Der Anspruch der phänomenologischen Psychologie ist, nicht nur ›Definitionen‹ von Funktionen und Prozessen herzustellen, sondern dem ursprünglichen Erlebnis gerecht zu werden, also Beschreibung und Erfahrung zu versöhnen. Auch das Beispiel der sog. exekutiven Funktionen (vgl. Miyake et al. 2000), welche etwa die Aufmerk­ samkeitssteuerung umfassen, zeigt, dass keine Gewissheit darüber besteht, was mit ›Funktion‹ gemeint ist: ein organischer Vorgang ähnlich dem Blutkreislauf (so wie der Funktionalismus den Begriff der Funktion fasst), deren Träger das Gehirn ist, oder (im Sinne der Funktionspsychologie) z.B. das Erleben der Aufmerksamkeit, welches als eine »auszeichnende Funktion« (Hua XIX, 423) bestimmt werden kann, wobei »gehirnbedingt die Selektion dieses Inhalts aus der Fülle der sonst existierenden Inhalte« (SGW III, 251) ist, also lediglich das »Ins-Spiel-treten der Funktionen« (ebd., 20)?

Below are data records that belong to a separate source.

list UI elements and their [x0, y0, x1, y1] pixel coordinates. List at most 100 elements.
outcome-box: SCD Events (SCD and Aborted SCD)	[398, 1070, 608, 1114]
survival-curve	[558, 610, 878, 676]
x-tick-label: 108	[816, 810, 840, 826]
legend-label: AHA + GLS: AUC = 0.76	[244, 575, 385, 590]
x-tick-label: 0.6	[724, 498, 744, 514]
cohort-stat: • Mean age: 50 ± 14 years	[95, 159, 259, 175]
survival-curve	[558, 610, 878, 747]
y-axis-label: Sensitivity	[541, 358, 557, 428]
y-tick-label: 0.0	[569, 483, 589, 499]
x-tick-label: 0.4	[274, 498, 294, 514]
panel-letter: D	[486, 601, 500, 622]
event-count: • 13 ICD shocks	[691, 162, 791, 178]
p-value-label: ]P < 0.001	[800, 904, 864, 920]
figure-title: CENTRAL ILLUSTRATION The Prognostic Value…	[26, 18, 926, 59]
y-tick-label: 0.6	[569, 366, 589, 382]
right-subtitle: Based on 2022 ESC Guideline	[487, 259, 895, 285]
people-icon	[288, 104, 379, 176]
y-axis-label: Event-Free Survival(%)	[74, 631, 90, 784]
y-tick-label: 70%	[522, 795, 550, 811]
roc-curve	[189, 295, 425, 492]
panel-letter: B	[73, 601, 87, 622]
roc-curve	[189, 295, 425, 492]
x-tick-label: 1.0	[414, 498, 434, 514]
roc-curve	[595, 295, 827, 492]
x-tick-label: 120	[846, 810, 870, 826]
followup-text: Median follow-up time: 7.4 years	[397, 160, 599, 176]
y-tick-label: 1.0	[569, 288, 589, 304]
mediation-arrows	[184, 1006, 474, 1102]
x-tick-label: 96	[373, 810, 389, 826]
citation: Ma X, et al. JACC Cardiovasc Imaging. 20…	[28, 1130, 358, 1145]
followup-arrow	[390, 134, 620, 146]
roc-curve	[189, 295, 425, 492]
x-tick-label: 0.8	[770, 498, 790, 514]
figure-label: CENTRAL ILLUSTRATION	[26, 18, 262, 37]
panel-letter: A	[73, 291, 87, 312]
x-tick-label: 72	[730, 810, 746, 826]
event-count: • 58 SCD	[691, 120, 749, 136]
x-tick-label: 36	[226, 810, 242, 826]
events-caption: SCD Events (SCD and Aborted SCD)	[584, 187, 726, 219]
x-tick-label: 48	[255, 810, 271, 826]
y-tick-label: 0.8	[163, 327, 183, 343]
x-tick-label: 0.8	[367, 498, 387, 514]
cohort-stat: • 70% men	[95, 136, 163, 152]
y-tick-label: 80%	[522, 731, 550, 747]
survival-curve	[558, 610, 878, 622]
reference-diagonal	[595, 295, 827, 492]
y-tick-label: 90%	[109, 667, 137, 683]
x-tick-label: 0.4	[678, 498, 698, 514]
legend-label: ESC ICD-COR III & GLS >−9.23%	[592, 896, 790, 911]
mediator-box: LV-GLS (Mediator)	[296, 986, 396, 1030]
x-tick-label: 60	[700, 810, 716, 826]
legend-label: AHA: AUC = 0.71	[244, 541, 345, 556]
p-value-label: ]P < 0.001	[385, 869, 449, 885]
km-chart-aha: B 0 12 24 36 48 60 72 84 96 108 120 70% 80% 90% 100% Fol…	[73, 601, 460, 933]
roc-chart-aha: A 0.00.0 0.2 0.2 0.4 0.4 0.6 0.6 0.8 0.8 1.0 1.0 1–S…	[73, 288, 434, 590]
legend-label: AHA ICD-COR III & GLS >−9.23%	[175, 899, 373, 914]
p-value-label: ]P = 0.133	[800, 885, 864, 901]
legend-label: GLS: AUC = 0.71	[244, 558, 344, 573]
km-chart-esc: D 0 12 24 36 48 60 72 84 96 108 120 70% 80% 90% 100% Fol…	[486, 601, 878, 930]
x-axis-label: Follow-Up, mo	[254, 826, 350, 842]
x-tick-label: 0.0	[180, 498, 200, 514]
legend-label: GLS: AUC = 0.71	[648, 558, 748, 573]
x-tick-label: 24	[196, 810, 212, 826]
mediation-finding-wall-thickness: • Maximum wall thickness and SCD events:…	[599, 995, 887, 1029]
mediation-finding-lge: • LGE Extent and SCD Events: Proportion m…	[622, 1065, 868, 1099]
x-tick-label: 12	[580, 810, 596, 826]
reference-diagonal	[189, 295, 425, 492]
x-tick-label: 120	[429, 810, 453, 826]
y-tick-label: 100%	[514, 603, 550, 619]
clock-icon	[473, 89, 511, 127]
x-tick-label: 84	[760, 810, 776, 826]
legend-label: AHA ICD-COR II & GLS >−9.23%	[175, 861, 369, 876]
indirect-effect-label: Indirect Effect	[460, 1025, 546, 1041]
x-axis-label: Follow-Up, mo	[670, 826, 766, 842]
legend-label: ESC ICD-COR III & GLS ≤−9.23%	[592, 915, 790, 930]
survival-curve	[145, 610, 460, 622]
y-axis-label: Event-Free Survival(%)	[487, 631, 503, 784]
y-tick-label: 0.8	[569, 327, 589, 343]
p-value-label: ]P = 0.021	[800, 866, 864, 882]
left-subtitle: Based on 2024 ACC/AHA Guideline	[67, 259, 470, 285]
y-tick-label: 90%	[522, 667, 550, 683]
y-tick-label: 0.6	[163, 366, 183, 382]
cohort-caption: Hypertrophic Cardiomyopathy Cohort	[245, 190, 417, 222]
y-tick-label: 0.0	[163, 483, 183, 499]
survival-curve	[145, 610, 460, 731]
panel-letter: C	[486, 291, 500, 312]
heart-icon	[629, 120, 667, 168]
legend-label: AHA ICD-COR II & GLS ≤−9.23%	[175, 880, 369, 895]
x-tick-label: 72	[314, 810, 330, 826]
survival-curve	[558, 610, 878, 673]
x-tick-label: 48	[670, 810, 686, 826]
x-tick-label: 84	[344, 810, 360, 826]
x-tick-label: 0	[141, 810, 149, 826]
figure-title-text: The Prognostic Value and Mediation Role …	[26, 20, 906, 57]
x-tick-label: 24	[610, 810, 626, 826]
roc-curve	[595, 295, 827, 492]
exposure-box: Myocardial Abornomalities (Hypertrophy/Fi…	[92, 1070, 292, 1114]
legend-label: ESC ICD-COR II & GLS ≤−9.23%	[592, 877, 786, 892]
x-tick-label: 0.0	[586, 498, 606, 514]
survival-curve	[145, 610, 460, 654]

6.3 Information Die universelle Verwendung des Begriffes ›Information‹ ist durch seine Ambiguität bedingt. Harms unterscheidet drei grundsätzlich verschiedene Bedeutungen der Information: Originally, it seems, to ›inform‹ someone was to mold or give form to their mind […]. Today, the ordinary language concept of information still seems to bear traces of this sort of image (that there is somehow information in a shape) as well as of the correlations of information theory (quantities of information) and information processing (copy­ ing pieces of information) (Harms 2006, 231).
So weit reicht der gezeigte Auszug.